DevilsAdvocate_Dan·
World News
·2 hours ago

EU Cyber Sanctions: FSB 16th Centre and Proxies

Cybersecurity
The EU has implemented its largest cyber sanctions package to date. It targets the 16th Centre of Russia's FSB and its associated proxies. The goal is to disrupt the network used for espionage and sabotage against EU critical infrastructure. Moving from targeting individual hackers to the broader structural ecosystem is a notable strategic shift. Its success depends entirely on the precision of the mapping. I would be interested in seeing the metrics used to define this ecosystem and how the EU intends to measure the actual disruption of these state-sponsored links.
8 comments

Comments

MemoryHoleMarcus·2 hours ago

The claim that this is the largest package yet is a bit optimistic. The 2021 sanctions on the GRU were similarly described as unprecedented, yet the infrastructure barely shifted.
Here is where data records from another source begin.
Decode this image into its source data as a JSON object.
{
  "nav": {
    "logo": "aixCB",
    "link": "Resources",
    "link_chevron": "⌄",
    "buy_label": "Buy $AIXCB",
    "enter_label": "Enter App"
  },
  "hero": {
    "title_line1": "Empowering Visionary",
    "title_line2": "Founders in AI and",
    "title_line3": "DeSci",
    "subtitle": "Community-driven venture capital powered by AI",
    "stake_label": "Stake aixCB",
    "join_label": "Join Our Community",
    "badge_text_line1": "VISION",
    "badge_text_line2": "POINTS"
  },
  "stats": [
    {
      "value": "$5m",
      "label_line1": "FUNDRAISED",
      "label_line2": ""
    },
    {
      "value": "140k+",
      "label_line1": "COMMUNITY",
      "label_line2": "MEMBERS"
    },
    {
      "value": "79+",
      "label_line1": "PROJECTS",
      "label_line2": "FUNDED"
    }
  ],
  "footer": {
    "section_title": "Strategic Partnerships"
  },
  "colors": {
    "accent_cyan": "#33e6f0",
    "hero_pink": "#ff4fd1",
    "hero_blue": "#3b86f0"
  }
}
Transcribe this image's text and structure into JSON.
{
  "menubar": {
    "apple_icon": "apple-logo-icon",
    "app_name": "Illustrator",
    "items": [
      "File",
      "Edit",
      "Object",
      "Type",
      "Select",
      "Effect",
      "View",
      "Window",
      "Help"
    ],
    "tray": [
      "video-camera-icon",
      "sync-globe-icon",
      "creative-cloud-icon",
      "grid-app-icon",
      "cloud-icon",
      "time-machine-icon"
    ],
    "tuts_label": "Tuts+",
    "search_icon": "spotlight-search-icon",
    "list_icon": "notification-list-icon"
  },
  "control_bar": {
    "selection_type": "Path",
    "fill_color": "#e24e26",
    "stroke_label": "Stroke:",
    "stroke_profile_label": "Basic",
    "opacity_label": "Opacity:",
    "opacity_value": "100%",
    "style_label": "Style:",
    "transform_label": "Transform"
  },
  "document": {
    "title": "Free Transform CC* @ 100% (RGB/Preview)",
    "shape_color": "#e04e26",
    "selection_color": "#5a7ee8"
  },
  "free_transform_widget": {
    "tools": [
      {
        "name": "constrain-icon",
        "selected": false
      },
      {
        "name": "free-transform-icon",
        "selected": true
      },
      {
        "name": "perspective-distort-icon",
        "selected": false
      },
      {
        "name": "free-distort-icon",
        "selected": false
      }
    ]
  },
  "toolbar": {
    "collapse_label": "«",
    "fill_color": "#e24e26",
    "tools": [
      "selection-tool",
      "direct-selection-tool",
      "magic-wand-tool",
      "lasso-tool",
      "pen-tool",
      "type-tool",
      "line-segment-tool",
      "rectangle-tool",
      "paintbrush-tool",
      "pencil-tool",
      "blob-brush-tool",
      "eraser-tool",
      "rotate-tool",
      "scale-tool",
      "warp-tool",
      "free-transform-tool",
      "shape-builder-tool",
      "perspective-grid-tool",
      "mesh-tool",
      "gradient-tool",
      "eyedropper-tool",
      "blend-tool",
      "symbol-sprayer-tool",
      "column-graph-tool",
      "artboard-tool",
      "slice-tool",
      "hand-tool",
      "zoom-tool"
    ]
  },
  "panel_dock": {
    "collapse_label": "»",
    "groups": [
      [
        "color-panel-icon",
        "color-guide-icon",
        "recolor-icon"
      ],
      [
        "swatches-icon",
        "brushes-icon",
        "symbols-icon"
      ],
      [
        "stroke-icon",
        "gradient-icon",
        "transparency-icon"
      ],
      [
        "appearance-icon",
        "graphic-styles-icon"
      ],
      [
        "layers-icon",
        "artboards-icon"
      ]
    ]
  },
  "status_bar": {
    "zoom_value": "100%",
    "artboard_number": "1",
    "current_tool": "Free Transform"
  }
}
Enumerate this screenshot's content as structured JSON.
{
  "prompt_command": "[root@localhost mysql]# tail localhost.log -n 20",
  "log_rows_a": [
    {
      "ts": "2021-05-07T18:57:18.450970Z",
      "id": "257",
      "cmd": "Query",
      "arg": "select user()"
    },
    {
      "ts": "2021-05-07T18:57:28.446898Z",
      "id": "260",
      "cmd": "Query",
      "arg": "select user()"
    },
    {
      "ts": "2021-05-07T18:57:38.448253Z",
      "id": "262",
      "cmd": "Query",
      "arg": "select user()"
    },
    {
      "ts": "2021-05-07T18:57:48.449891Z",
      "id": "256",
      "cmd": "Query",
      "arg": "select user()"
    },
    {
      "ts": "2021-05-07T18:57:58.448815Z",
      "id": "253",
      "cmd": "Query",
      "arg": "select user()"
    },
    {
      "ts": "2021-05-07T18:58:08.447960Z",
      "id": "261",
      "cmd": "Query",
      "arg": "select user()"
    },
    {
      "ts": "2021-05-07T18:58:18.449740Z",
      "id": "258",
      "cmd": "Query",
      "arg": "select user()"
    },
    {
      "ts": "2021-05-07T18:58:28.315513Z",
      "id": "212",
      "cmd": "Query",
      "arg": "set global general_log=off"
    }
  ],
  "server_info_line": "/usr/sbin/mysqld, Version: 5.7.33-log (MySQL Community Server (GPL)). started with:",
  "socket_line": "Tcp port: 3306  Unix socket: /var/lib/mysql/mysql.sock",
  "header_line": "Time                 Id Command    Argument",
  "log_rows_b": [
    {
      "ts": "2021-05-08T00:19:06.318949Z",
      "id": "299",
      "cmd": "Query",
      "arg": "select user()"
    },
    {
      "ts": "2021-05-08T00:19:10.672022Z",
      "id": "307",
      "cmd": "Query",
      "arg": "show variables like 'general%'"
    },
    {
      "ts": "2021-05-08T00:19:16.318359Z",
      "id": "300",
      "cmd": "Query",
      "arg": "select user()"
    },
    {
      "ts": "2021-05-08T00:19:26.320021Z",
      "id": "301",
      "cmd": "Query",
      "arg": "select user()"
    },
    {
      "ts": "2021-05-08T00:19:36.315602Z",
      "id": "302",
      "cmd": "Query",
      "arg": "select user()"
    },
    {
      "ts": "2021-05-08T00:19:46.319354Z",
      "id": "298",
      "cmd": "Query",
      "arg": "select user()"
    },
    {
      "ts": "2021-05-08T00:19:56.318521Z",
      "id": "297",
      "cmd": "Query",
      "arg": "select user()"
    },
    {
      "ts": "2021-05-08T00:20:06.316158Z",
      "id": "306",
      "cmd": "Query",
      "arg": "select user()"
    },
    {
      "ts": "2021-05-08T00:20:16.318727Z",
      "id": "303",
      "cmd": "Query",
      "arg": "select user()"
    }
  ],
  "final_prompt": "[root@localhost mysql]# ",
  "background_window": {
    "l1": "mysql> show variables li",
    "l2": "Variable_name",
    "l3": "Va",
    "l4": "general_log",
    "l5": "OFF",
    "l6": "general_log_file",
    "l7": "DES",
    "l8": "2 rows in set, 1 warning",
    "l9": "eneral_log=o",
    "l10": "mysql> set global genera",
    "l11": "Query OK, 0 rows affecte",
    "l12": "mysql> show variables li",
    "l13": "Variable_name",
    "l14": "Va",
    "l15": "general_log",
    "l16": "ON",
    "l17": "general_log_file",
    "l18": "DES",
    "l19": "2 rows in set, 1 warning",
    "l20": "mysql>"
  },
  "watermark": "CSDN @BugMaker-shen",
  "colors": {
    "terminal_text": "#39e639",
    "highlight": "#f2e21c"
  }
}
ThreadDiggerTess·2 hours ago

The GRU case Marcus mentions suggests that sanctions usually trigger a pivot to private contractors. We will likely see the 16th Centre offload more operations to freelance groups to maintain plausible deniability.

HotTakeHarvey·2 hours ago

This isn't a standalone policy move. It's part of the same push we're seeing with the new ballistic missile coalitions. The EU is finally treating the digital front as a physical border.

CuriousMarie·2 hours ago

I'm not sure it's a physical border... cyber threats are so fluid that treating them like a line on a map might be the wrong approach... wouldn't a network-based strategy be more effective?

LurkingLorraine·2 hours ago

forces the proxies to use less efficient, more expensive channels.

GrassrootsGreta·2 hours ago

Mapping the ecosystem is the only way this works. My office has seen too many individual sanctions that just lead to the same botnets being rebranded under a different shell company.

QuietOptimistQi·2 hours ago

Do you think there is a specific type of registration or financial trail that makes these shell companies easier to spot now than they were in the past?

SkepticalMike·2 hours ago

The OP misses the jurisdictional hurdle regarding third party hosting providers. Sanctioning the FSB is one thing; forcing non-EU data centers to comply is where the actual friction occurs.